Lymphatic absorption and targeted delivery to the lymphatic system
Comprising a network of vessels, nodes and tissues throughout the vascular regions of the body, the lymphatic system plays a critical role in immune response, infection, fat metabolism, protein transport and cancer metastasis. Recent interest in the involvement of the lymphatic system in a wide range of diseases has focused attention on designing drug delivery systems to target the lymphatics and lymphoid tissues.
Lymphatic drug transport is an area of particular interest and expertise at MIPS, and one in which our scientists are leading efforts worldwide. D4's focus here is on three programs:
Drug transport into the lymphatic vessels of the small intestine
The intestinal lymphatics—not the blood capillaries—are responsible for the transport of dietary lipids from the intestine back to the general (systemic) circulation. Drugs that are intrinsically lipophilic, or prodrugs that can be modified to be transiently lipophilic, are able to piggyback on this lipid absorption pathway, effectively achieving drug concentrations in the intestinal lymph 10 to 100 times higher than in the blood.
This unique drug absorption pathway has a number of highly significant benefits. Drug transport via the intestinal lymph circumvents first-pass metabolism in the liver, enhancing the oral bioavailability of drugs with high first-pass metabolism. The intestinal lymphatics channel drug absorption through the largest lymph node in the body, the mesenteric lymph node—a critical 'sensor' in determining whether the body launches an immune response. Drug delivery via the intestinal lymphatics has significant potential for the delivery of drugs, antigens and adjuvants that enhance or suppress immunity or tolerance.
Drug targeting of lymphatics after injection
After subcutaneous or intramuscular injection of high molecular weight materials—such as proteins or nanoparticles—absorption usually occurs preferentially via the lymphatic vessels that drain the injection site, rather than the blood vessels. Deliberate design of nano-sized drug delivery systems, or macromolecular therapeutics, provides an opportunity to specifically target the lymphatics after injection. Considerable potential exists, not only in the development of vaccines, but also in the treatment of cancer metastases, which often lodge in lymph nodes.
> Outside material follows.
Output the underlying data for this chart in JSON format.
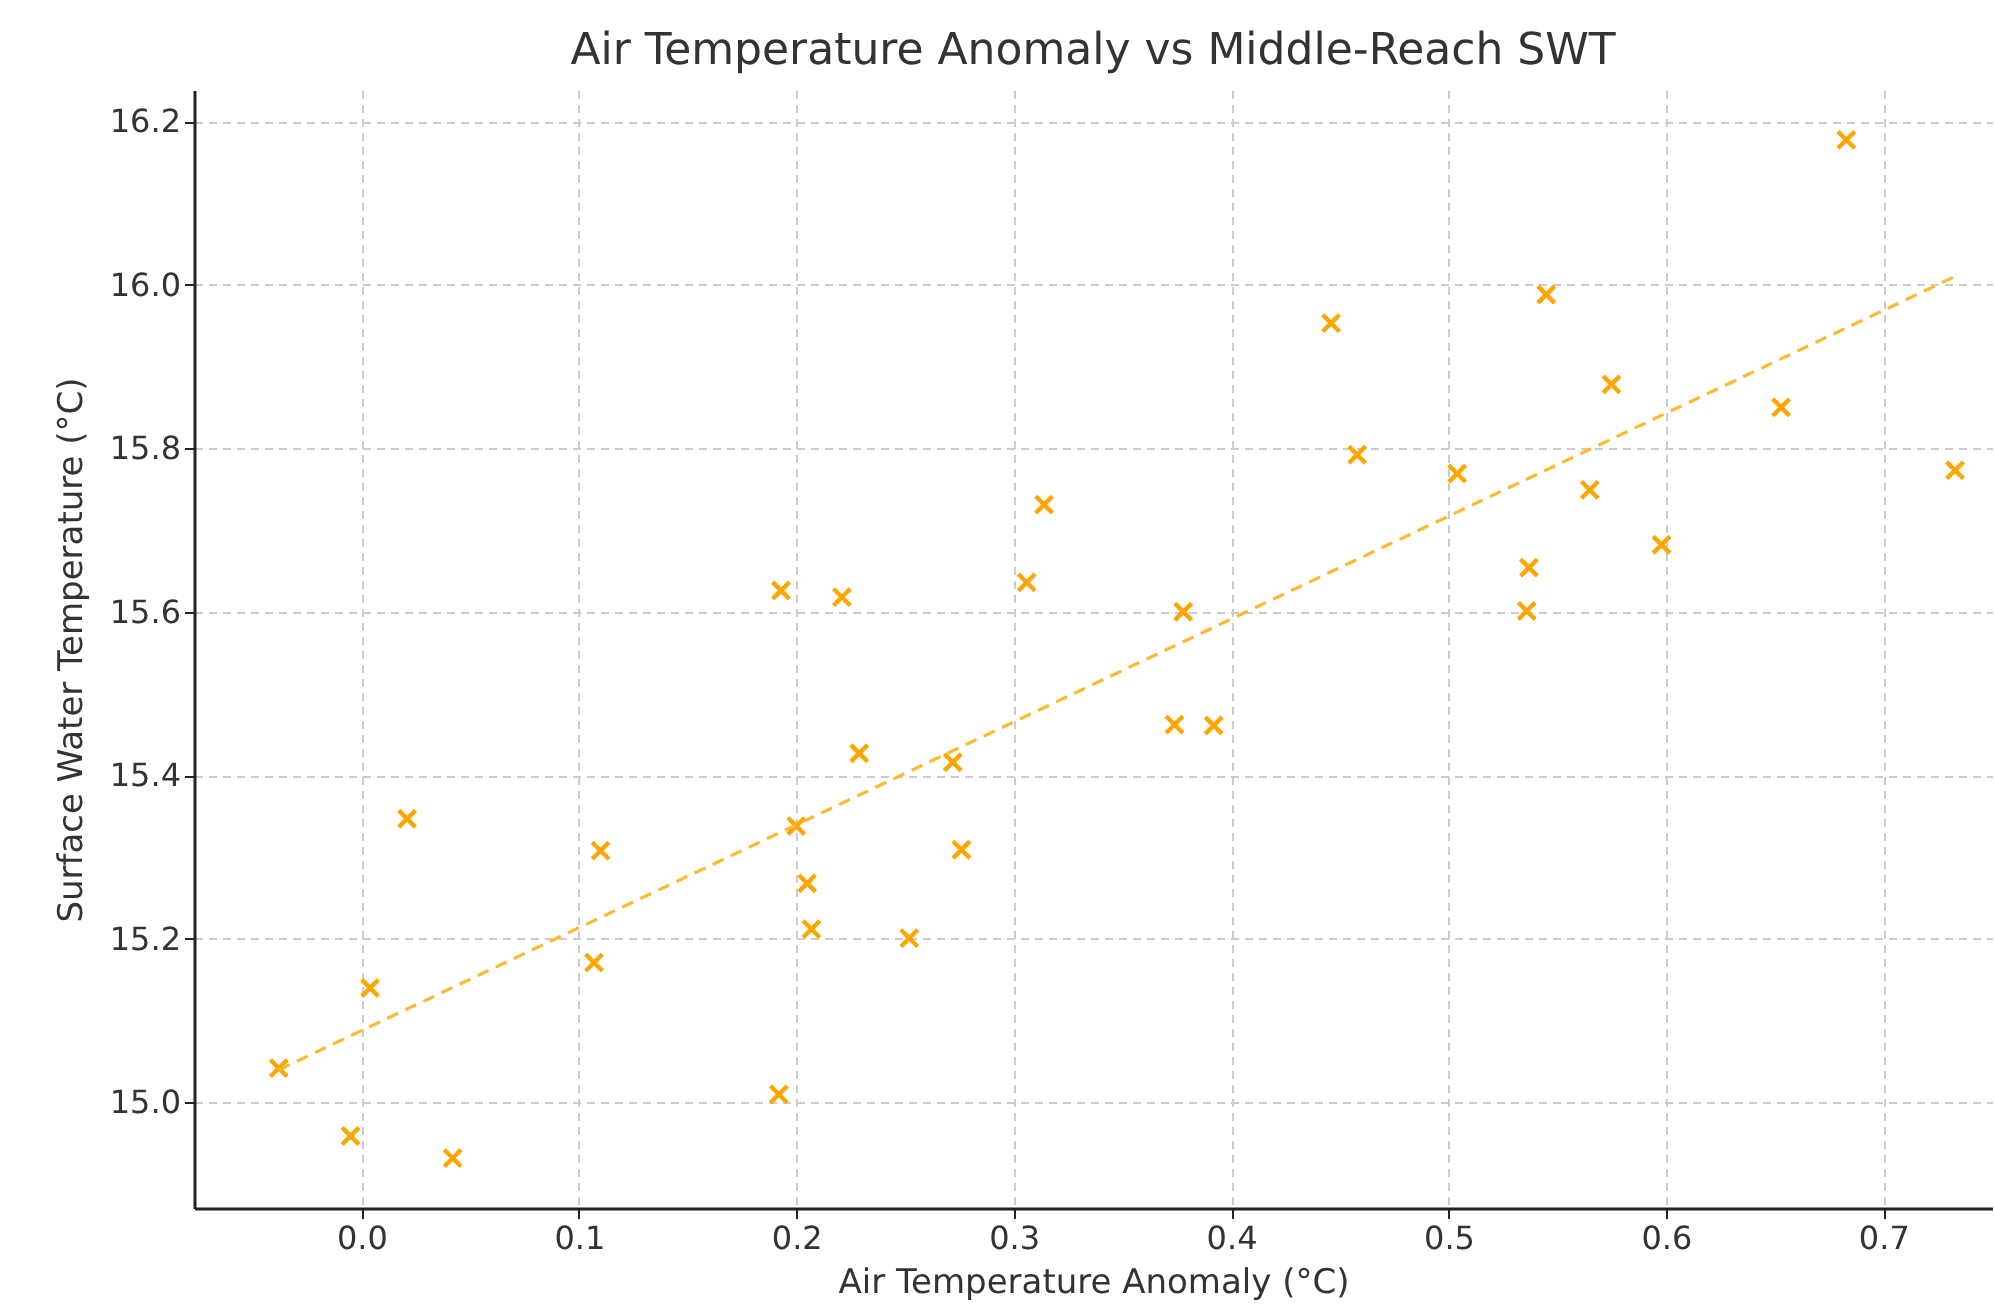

Potential interventions in metabolic disease via a lymph-targeted drug delivery strategy
Emerging evidence suggests a strong link between the lymphatics, lipid absorption, the development of fat (adipose) deposits around the body, and metabolic disease. It has long been suggested that high fat diets may promote obesity and related diseases, such as metabolic syndrome and insulin resistance. However, it has only recently become evident that adipose deposits may act as sensing and secretory organs—reacting to changes in lipid levels and promoting lipid storage and utilisation. Importantly, direct access of lymph to adipose appears to occur, paving the way for potential interventions.